Tempering disenchantment with humility
Saturday 12 August 1995
The England batsman, a believer in the power of self-control, is unlikely ever to vault a boundary fence intent on launching a kung-fu attack on a spectator. But, in other respects, he and Manchester's enfant terrible have much in common. Isolated? Persecuted? Both would answer yes to those. And, of course, both are foreign; or, in Hick's case, not English by birth, which is probably significant whether you like it or not.
Hick might not have called Raymond Illingworth a brainless idiot when they met to "get a few things straight" before this match but he may never be closer to doing so. Tears may have greeted the news that he had been dropped at Old Trafford but there was anger brewing underneath and he arrived here full of it.
In a comic book world, this story would be about the day he turned his spite on the West Indian fast bowlers and blasted them to oblivion but this was not the reality. In truth, the pitch tamed the wild beast and Hick was calm, measured, at times even a little tentative.
But then he knew he would seldom happen upon a more promising opportunity, not in this company, at any rate. He knew too that it was most certainly not in his interests to fail if he had it in mind to extend his Test career.
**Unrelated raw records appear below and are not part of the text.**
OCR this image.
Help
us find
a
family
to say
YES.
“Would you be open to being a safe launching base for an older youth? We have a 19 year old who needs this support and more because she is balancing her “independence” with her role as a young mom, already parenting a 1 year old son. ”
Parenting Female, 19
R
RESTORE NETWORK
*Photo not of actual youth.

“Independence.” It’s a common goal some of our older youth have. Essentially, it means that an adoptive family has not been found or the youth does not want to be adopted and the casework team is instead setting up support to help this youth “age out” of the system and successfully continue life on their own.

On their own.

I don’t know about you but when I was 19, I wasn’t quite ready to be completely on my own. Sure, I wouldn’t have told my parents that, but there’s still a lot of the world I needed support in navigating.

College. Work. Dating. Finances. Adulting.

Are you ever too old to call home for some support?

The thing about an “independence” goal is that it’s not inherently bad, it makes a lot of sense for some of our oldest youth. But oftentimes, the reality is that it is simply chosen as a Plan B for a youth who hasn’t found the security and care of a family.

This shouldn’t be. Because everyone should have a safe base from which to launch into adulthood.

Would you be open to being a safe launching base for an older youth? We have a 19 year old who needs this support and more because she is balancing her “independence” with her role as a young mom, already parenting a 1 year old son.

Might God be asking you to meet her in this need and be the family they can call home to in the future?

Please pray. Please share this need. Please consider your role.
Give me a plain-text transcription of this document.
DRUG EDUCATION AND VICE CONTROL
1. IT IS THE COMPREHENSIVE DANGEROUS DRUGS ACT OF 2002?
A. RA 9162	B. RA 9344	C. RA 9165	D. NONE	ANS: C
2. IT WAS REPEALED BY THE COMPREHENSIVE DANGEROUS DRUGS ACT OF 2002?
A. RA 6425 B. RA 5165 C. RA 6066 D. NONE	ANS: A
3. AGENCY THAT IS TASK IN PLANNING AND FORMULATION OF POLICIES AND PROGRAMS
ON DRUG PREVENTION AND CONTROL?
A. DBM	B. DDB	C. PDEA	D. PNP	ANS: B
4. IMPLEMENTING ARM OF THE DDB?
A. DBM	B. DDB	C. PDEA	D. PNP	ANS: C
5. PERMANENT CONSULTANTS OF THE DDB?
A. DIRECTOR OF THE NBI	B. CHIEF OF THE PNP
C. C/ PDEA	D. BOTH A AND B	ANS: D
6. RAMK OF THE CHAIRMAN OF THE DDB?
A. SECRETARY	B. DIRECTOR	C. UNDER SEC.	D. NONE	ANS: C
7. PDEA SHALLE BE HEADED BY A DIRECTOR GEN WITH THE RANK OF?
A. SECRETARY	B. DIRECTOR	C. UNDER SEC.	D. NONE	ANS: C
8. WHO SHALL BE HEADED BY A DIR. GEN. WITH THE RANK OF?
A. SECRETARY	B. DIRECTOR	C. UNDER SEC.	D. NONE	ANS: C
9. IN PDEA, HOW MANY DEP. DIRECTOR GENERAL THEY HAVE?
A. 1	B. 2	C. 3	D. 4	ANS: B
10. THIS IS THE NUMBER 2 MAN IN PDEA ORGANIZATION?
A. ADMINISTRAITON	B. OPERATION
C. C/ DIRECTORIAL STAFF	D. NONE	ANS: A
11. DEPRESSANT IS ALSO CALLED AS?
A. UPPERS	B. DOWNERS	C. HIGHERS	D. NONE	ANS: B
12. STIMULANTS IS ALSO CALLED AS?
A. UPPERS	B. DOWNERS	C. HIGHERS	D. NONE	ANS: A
And, in as much as he edged past Michael Atherton and England's highest scorer, he did as he had been told during his and Illingworth's exchange and played the leading role.
"Not a lot was said between us, really," Hick said afterwards. "I wouldn't say it spurred me on, but I suppose it served its purpose. It was nice to go out knowing where I stood. After what has gone on in the last fortnight, today meant a lot."
When his 15th boundary took him to his hundred the applause was warm and sustained and, to his credit, he signalled his acknowledgement to each corner of the ground, rather than to the players' balcony, as is the modern, ungracious habit. Small things like that are appreciated.
It is a pity, then, that such moments must for him be soured a little by bitterness, sullied by the joylessness of craving revenge on his critics. Like Cantona, he lives with the belief that the world, or significant parts of it, is against him.
Cantona's bete noir, excepting the one at Selhurst Park, makes rules and sits behind a desk; for Hick it is the media, whom he accuses not just of damaging his own standing but that of English cricket in general.